Upon graduating from California State University, Long Beach, with a B.A. in art, Hong entered the professional world as a
teacher. After delving into production work on a variety of animated TV series—including Nickelodeon’s My Life as a Teenage
Robot, for which she won an Emmy—she gave birth to a child of her own, Tigerlily, in 2002. “I was huge when I was pregnant,” she
recalls. “We were working on our house at the time, and I was sleeping on an air mattress and deflating it every night, I was so big.”
Hong’s love for her daughter, now a teenager, is unwavering, and she fluidly weaves the topic of motherhood into responses about
her life and career. Tigerlily sometimes serves as a model for some of Hong’s paintings and collages, which often incorporate
found materials or consist of large lettered phrases.
But while Hong is a devoted mother, her artwork hasn’t lost its childlike magic and playful qualities.
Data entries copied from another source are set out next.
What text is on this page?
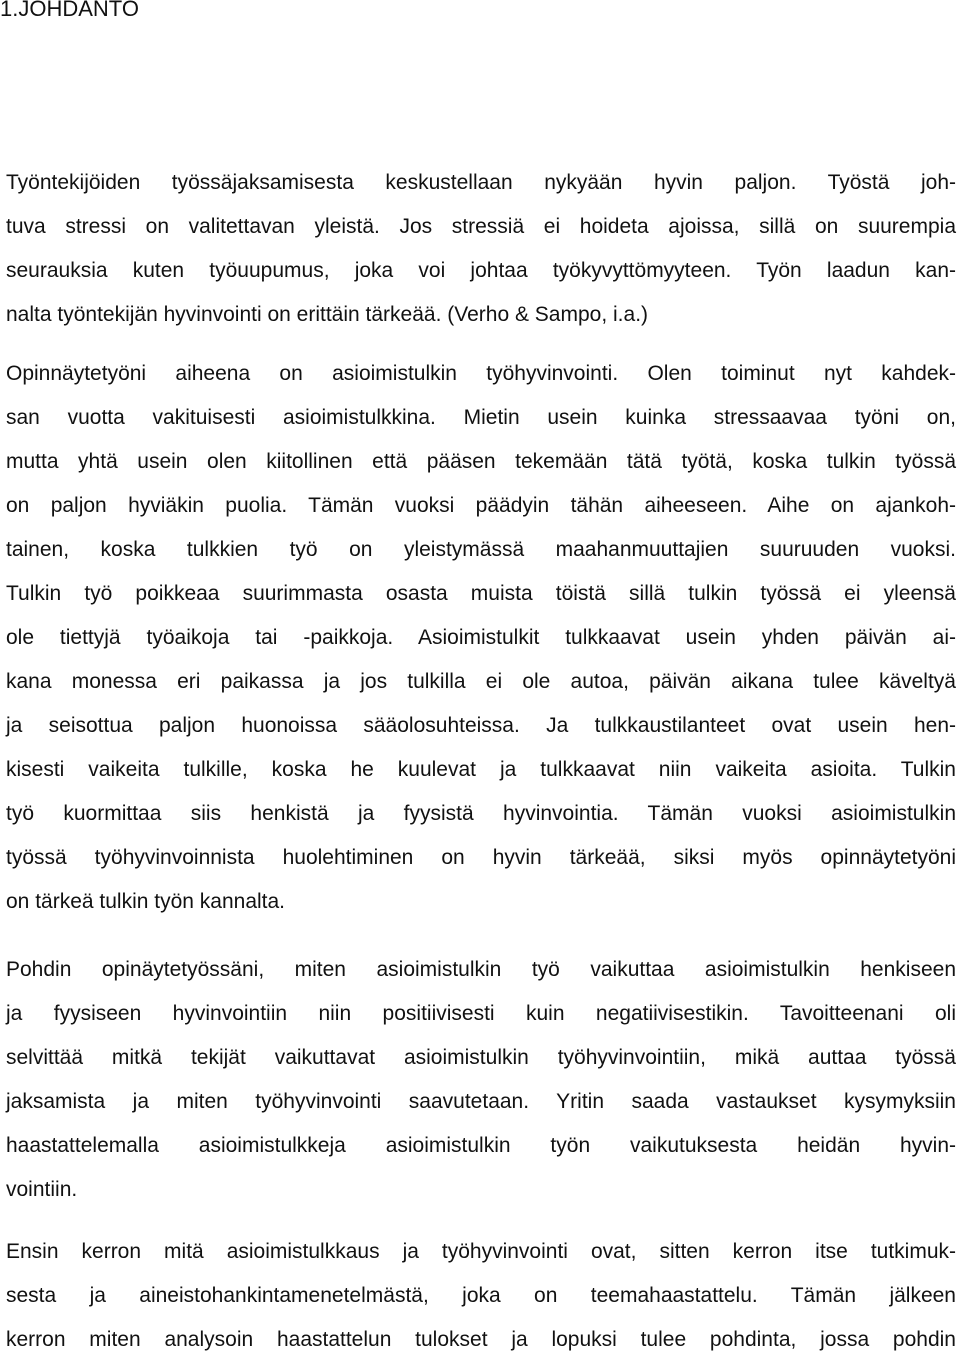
1.JOHDANTO

Työntekijöiden työssäjaksamisesta keskustellaan nykyään hyvin paljon. Työstä joh-
tuva stressi on valitettavan yleistä. Jos stressiä ei hoideta ajoissa, sillä on suurempia
seurauksia kuten työuupumus, joka voi johtaa työkyvyttömyyteen. Työn laadun kan-
nalta työntekijän hyvinvointi on erittäin tärkeää. (Verho & Sampo, i.a.)

Opinnäytetyöni aiheena on asioimistulkin työhyvinvointi. Olen toiminut nyt kahdek-
san vuotta vakituisesti asioimistulkkina. Mietin usein kuinka stressaavaa työni on,
mutta yhtä usein olen kiitollinen että pääsen tekemään tätä työtä, koska tulkin työssä
on paljon hyviäkin puolia. Tämän vuoksi päädyin tähän aiheeseen. Aihe on ajankoh-
tainen, koska tulkkien työ on yleistymässä maahanmuuttajien suuruuden vuoksi.
Tulkin työ poikkeaa suurimmasta osasta muista töistä sillä tulkin työssä ei yleensä
ole tiettyjä työaikoja tai -paikkoja. Asioimistulkit tulkkaavat usein yhden päivän ai-
kana monessa eri paikassa ja jos tulkilla ei ole autoa, päivän aikana tulee käveltyä
ja seisottua paljon huonoissa sääolosuhteissa. Ja tulkkaustilanteet ovat usein hen-
kisesti vaikeita tulkille, koska he kuulevat ja tulkkaavat niin vaikeita asioita. Tulkin
työ kuormittaa siis henkistä ja fyysistä hyvinvointia. Tämän vuoksi asioimistulkin
työssä työhyvinvoinnista huolehtiminen on hyvin tärkeää, siksi myös opinnäytetyöni
on tärkeä tulkin työn kannalta.

Pohdin opinäytetyössäni, miten asioimistulkin työ vaikuttaa asioimistulkin henkiseen
ja fyysiseen hyvinvointiin niin positiivisesti kuin negatiivisestikin. Tavoitteenani oli
selvittää mitkä tekijät vaikuttavat asioimistulkin työhyvinvointiin, mikä auttaa työssä
jaksamista ja miten työhyvinvointi saavutetaan. Yritin saada vastaukset kysymyksiin
haastattelemalla asioimistulkkeja asioimistulkin työn vaikutuksesta heidän hyvin-
vointiin.

Ensin kerron mitä asioimistulkkaus ja työhyvinvointi ovat, sitten kerron itse tutkimuk-
sesta ja aineistohankintamenetelmästä, joka on teemahaastattelu. Tämän jälkeen
kerron miten analysoin haastattelun tulokset ja lopuksi tulee pohdinta, jossa pohdin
Her latest series of acrylics,
If You Lived Here I’d Be Home by Now, toys with a limitless array of colors (she collects paint chips from a local hardware store) and
animals. When humans are featured, they’re usually faceless specks subsumed by sublime surroundings.
One particularly amusing painting, A Sunny Place for Shady People, features a group of tourists gazing through binoculars but
unaware of a zebra standing nearby. Another, World Without End, largely consists of a pale-colored sky, but in the corner one can
spy a group of people climbing a ladder up a rock.